Posted On: Nov. 2, 1997 12:00 AM CST

SINGAPORE-Japan's insurance market will see dramatic changes as the market deregulates, suggests a Japanese insurance executive.

Prior to deregulation, the market's stability and order, "unparalleled in other countries. . .made it enjoyable for insurers," but full deregulation will be implemented by 2001, according to Megumi Ugai, associate director and general manager of Yasuda Fire & Marine Insurance Co. Ltd. in Tokyo, at the fourth biennial Singapore International Reinsurance Conference last month.

Mr. Ugai predicted Japanese insurers' days of easy profitability are coming to an end as the Japanese government's deregulation of financial markets is put in place. "The law of the jungle, survival of the fittest, will come into play," he told delegates.

"It is likely to be impossible to produce underwriting profits as insurers always did before," he noted. He said he expects commercial business to "migrate to larger companies, which have the technological superiority and ability to compete on price."

Much of the impetus for change was fueled by the United States-Japan Insurance Talks.

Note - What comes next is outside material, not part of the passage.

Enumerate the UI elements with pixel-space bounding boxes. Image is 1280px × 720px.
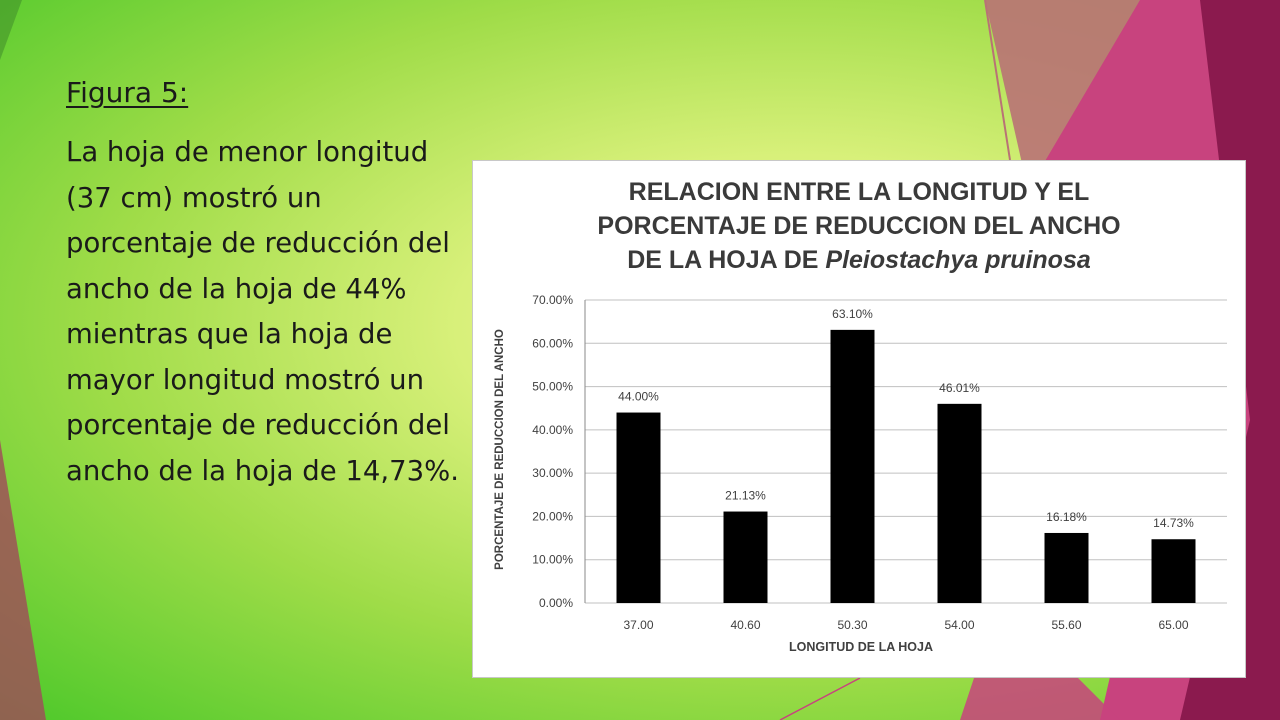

The 1996 Insurance Business Law, which took effect Oct. 1, permits life and non-life insurance companies to compete in each others' sectors; the introduction of brokers; and the licensing of Lloyd's agents.

Since then, 11 non-life insurers have entered the life market, and six life insurers have entered the non-life market. The number of non-life companies has risen to 59, including foreign-owned companies. Lloyd's Japan Inc., a Tokyo-based Lloyd's service company, was set up in April this year.

Mr. Ugai's company, Yasuda, chose to expand by taking a stake in INA Life Insurance Co. of New York-a unit of CIGNA Corp.-a strategy that Mr. Ugai noted would have been "impossible before regulation."

Mr. Ugai said deregulation of premium rates is occurring slowly because if premiums are completely liberalized, "some high-risk consumers would be unable to afford insurance as the premium demanded of them rises or the policy conditions are tightened."

He predicted job losses in the insurance industry as job opportunities are eroded and the industry goes through "a round of cost-cutting of a severity never before experienced." The non-life sector always has been seen as a first-choice career path for university graduates, with high wages and life-time employment, he noted.